Het aanwenden van een rechtsmiddel:
Tegen deze uitspraak kunnen beide partijen binnen zes weken na de verzenddatum beroep in cassatie instellen bij de Hoge Raad der Nederlanden (Belastingkamer), Postbus 20303, 2500 EH ’s-Gravenhage. Daarbij moet het volgende in acht worden genomen.
Bij het beroepschrift wordt een afschrift van deze uitspraak overgelegd.

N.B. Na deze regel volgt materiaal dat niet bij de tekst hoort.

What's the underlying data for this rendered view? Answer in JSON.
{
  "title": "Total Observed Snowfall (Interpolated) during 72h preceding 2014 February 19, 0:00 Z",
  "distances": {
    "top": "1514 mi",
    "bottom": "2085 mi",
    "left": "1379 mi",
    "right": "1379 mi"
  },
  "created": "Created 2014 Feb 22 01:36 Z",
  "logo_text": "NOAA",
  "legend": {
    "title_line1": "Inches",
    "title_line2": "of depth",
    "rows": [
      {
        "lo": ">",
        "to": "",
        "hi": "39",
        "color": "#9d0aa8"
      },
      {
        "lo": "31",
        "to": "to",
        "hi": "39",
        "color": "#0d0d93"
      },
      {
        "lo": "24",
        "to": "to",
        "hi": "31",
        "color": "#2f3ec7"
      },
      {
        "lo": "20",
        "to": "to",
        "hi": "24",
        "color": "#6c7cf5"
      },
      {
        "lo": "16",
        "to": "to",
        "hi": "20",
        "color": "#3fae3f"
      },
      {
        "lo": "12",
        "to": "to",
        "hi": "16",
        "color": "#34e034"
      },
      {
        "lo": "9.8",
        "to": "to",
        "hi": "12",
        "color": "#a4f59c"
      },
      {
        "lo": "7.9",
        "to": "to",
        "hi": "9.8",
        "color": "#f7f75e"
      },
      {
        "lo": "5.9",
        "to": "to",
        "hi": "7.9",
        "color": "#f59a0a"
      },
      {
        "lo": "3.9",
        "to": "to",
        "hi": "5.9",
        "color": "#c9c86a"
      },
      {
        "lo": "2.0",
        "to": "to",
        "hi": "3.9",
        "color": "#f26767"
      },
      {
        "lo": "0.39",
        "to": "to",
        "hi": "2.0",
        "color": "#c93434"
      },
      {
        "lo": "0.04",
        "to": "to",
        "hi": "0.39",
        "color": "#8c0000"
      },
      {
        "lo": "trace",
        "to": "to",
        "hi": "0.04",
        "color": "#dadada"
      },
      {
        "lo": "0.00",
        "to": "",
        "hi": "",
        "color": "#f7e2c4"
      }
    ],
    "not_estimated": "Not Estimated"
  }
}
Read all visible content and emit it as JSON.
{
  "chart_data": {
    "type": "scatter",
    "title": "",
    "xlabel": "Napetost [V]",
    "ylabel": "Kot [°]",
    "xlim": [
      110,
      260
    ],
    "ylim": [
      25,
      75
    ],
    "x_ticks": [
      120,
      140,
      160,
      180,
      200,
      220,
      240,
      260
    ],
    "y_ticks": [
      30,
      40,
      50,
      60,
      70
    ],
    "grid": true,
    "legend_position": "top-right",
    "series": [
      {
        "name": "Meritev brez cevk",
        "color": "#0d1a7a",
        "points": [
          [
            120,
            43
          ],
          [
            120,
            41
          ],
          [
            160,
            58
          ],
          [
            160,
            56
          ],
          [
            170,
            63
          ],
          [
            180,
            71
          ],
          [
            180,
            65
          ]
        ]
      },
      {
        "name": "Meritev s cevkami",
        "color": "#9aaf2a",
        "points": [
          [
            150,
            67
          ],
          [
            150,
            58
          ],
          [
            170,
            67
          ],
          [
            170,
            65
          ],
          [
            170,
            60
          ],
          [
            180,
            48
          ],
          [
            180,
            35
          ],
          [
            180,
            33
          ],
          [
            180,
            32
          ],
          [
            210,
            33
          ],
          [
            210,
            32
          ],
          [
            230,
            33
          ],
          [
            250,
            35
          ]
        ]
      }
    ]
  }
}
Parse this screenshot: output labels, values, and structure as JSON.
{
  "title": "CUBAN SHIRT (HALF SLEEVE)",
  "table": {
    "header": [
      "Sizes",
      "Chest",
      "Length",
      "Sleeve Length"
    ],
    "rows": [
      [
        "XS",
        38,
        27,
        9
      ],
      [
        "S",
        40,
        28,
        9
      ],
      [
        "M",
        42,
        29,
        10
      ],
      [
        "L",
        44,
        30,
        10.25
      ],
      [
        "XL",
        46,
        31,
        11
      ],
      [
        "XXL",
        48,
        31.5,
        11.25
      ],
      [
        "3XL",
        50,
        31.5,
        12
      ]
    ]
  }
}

Het beroepschrift moet ondertekend zijn en ten minste het volgende vermelden:
de naam en het adres van de indiener;
een dagtekening;
een omschrijving van de uitspraak waartegen het beroep in cassatie is gericht;
e gronden van het beroep in cassatie.
Voor het instellen van beroep in cassatie is griffierecht verschuldigd. Na het instellen van beroep in cassatie ontvangt de indiener een nota griffierecht van de griffier van de Hoge Raad.
In het cassatieberoepschrift kan de Hoge Raad verzocht worden om de wederpartij te veroordelen in de proceskosten.